Réalisation : Jean-Marie Poiré

Scénario : Jean-Marie Poiré et Christian Clavier

Pays : France

Année : 1993

Genre : Comédie, fantastique

Avec : Christian Clavier, Jean Reno, Valérie Lemercier, Marie-Anne Chazel, Christian Bujeau, Isabelle Nanty.

Synopsis : An de grâce 1123. Victime d’hallucinations après avoir malencontreusement ingurgité la potion d’une sorcière, le Comte Godefroy de Montmirail tue le père de sa promise Frénégonde de Pouille, qu’il a pris pour un ours. Du coup, Frénégonde refuse le mariage. Le mage Eusæbius propose alors à Godefroy une potion pour remonter le temps afin d'en changer le cours et d'éviter cet accident. Celui-ci, ainsi que son fidèle écuyer Jacquouille la Fripouille, boivent ce breuvage pendant que le mage récite la formule magique. Mais ce dernier a oublié un ingrédient et les deux hommes sont envoyés au XXe siècle…
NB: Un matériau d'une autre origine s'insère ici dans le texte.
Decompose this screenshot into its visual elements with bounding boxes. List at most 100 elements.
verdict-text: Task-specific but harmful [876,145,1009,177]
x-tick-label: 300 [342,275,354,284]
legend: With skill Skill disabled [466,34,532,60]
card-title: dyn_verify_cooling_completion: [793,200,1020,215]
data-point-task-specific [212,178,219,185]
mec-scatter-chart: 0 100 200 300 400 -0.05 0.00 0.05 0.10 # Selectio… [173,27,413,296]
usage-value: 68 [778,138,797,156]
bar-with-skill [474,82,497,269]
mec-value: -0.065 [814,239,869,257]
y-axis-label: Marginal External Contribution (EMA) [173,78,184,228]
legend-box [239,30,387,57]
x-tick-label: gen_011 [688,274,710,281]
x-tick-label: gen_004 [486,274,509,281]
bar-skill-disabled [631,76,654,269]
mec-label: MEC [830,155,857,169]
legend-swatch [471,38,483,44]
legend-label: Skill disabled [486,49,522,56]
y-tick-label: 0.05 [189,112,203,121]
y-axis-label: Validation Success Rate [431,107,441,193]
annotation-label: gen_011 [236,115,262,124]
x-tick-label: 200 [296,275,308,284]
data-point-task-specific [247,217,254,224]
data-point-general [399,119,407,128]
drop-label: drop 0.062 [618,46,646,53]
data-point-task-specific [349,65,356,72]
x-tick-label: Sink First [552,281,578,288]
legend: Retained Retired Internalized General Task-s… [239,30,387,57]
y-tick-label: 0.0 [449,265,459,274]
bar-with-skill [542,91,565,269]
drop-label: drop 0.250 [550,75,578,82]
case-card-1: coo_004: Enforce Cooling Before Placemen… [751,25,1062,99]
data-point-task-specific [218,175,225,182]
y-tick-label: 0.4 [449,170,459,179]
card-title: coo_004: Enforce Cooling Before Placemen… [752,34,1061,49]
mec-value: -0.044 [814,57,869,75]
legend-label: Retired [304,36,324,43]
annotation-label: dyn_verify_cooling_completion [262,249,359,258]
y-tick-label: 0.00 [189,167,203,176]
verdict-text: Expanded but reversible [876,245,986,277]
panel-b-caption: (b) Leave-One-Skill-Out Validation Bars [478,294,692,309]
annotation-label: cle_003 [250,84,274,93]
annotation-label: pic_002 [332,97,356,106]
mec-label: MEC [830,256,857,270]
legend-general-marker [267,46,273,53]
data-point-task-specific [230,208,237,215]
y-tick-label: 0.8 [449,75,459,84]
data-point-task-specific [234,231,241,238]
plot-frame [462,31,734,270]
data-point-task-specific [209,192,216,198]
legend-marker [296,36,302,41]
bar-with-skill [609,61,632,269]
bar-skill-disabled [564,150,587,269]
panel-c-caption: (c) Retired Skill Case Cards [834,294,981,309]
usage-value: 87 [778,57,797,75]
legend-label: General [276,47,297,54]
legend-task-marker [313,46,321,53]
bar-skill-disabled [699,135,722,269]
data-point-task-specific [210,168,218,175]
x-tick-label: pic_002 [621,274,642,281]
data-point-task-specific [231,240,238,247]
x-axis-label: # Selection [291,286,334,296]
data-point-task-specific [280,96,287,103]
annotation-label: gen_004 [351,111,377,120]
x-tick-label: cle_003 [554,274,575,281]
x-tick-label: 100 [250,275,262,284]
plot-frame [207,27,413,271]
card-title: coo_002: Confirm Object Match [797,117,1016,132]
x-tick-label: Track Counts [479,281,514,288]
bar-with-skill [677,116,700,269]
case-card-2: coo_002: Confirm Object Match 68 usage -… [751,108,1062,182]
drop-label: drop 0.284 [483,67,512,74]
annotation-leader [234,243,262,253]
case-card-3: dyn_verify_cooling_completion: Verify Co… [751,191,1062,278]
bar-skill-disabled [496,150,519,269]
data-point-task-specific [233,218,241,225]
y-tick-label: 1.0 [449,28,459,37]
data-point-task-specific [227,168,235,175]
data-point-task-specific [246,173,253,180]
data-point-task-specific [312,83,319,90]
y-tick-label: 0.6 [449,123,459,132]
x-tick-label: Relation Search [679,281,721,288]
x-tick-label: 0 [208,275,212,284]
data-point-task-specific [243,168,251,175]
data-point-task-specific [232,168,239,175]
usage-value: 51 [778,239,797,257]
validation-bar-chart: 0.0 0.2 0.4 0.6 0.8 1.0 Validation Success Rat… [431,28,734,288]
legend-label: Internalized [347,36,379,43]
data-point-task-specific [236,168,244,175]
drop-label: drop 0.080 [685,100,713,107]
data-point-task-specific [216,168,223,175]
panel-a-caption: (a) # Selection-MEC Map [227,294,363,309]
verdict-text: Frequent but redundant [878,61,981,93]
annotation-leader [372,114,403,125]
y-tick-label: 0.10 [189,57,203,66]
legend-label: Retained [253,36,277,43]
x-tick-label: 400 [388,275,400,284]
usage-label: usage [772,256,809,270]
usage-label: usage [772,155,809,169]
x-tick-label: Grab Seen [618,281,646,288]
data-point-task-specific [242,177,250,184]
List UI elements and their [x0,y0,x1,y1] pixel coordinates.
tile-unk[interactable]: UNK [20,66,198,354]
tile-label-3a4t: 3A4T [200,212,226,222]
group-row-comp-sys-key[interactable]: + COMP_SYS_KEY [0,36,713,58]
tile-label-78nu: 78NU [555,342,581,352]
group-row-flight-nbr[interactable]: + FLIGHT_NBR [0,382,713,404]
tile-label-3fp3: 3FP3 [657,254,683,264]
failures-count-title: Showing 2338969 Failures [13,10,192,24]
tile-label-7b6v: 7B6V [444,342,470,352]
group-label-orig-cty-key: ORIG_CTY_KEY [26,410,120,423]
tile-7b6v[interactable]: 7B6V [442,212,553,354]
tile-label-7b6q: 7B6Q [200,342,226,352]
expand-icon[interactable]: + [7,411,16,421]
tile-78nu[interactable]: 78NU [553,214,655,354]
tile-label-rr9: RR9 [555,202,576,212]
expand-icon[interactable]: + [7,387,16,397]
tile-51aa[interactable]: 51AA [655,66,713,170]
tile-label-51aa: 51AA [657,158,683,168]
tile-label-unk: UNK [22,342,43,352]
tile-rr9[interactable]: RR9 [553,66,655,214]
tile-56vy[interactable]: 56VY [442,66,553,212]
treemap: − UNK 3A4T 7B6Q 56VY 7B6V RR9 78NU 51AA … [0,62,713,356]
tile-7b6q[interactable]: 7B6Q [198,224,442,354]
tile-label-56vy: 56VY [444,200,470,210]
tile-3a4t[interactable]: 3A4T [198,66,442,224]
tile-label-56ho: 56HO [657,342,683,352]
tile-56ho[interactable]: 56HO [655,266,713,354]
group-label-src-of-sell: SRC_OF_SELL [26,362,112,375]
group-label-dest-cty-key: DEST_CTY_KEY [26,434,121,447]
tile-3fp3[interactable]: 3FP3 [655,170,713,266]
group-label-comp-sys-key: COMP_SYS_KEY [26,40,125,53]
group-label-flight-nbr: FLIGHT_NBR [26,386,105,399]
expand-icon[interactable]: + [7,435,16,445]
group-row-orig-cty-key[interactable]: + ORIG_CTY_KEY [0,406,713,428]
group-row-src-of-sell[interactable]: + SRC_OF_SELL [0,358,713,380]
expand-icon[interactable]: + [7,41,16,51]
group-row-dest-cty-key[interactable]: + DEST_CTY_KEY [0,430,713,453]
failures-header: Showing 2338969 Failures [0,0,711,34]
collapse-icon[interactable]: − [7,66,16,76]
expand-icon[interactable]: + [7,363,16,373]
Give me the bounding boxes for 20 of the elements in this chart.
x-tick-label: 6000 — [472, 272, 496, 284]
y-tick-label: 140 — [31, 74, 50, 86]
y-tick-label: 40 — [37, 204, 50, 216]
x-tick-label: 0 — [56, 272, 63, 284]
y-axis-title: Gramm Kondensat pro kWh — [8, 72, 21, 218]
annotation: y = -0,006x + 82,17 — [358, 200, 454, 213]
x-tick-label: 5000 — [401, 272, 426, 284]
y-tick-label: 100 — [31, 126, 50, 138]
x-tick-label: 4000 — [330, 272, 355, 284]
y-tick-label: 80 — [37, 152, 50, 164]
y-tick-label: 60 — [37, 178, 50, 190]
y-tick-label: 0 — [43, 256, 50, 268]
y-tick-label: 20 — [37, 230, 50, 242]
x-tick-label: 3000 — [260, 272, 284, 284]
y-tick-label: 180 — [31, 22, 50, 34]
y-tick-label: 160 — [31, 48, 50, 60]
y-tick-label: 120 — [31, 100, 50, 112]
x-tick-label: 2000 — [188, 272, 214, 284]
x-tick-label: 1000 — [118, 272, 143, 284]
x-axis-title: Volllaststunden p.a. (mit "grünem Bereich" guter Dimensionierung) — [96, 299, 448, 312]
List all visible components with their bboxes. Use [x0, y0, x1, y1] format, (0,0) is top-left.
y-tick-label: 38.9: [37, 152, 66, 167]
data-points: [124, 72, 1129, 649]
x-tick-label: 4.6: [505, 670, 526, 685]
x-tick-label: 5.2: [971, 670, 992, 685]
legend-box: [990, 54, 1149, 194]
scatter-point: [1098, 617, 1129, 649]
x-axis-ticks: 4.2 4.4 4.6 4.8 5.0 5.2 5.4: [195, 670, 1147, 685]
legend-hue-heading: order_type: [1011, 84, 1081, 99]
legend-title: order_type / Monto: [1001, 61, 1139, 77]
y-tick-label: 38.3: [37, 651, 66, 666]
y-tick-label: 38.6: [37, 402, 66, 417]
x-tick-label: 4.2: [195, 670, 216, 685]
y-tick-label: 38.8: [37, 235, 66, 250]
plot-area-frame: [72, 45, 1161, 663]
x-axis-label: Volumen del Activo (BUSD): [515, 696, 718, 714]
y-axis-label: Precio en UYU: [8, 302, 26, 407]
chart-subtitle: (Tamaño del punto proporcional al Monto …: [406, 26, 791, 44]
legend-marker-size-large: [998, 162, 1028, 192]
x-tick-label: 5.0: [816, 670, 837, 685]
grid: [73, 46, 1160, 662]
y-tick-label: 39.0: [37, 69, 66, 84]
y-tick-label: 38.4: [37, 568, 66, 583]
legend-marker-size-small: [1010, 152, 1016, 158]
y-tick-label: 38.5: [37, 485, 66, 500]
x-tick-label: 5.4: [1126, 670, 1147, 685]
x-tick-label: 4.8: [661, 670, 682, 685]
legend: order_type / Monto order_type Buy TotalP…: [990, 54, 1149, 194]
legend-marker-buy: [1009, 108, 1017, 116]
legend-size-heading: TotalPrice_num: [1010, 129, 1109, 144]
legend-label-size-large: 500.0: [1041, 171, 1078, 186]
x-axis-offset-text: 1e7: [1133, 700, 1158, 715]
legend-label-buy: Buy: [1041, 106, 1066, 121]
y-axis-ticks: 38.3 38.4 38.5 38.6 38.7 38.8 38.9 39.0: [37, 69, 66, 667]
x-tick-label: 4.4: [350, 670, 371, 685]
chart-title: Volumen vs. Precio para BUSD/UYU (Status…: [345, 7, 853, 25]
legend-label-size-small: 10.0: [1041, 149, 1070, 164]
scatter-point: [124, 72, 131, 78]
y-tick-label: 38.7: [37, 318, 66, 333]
Pourquoi ? Alors là j’avoue, on est en plein dans le « plaisir coupable » du « plus c’est con, plus c’est bon ». Oui, le côté potache « on est les mecs les plus puissants du cinéma français mais on aime faire les cons », ça me botte. Clavier entame ici sa carrière de « nouveau De Funès ». Mais bizarrement, je crois que c’est le personnage de Chazel, dans une variante de celui de « Zézette » du Père Noël, qui me fait le plus marrer. Top 5 des plus gros succès au box-office français, cultissime et c’est pas pour rien, même si ça a inévitablement un poil vieilli.

[P.S : difficile de ne pas voir dans le massacre en règle de la Renault 4L de La Poste par nos deux « visiteurs » une métaphore inconsciente de celui du service public postal, fragilisé par l’ouverture à la concurrence décidée par l’infame Traité de Maastricht, ratifié en 1992…]

Le Père Noël est une ordure (1982), de Jean-Marie Poiré

 

« Tu crois qu’il a un gros kiki ? Parce que Félix, il a un gros kiki. »

« Mais… qu’est-ce que c’est qu’cette matière ? C’est… c’est d’la merde ? » - « Non, c’est kloug. »

« Y’a un monsieur très malpoli qu’a téléphoné : il voulait enculer Thérèse ! » - « Oui mais c’est un ami. »

Réalisation : Jean-Marie Poiré

Scénario : Jean-Marie Poiré et La troupe du Splendid, d'après la pièce du même nom du Splendid

Pays : France

Année : 1982

Genre : comédie

Avec : Anémone, Thierry Lhermitte, Marie-Anne Chazel, Gérard Jugnot, Christian Clavier, Josiane Balasko, Bruno Moynot.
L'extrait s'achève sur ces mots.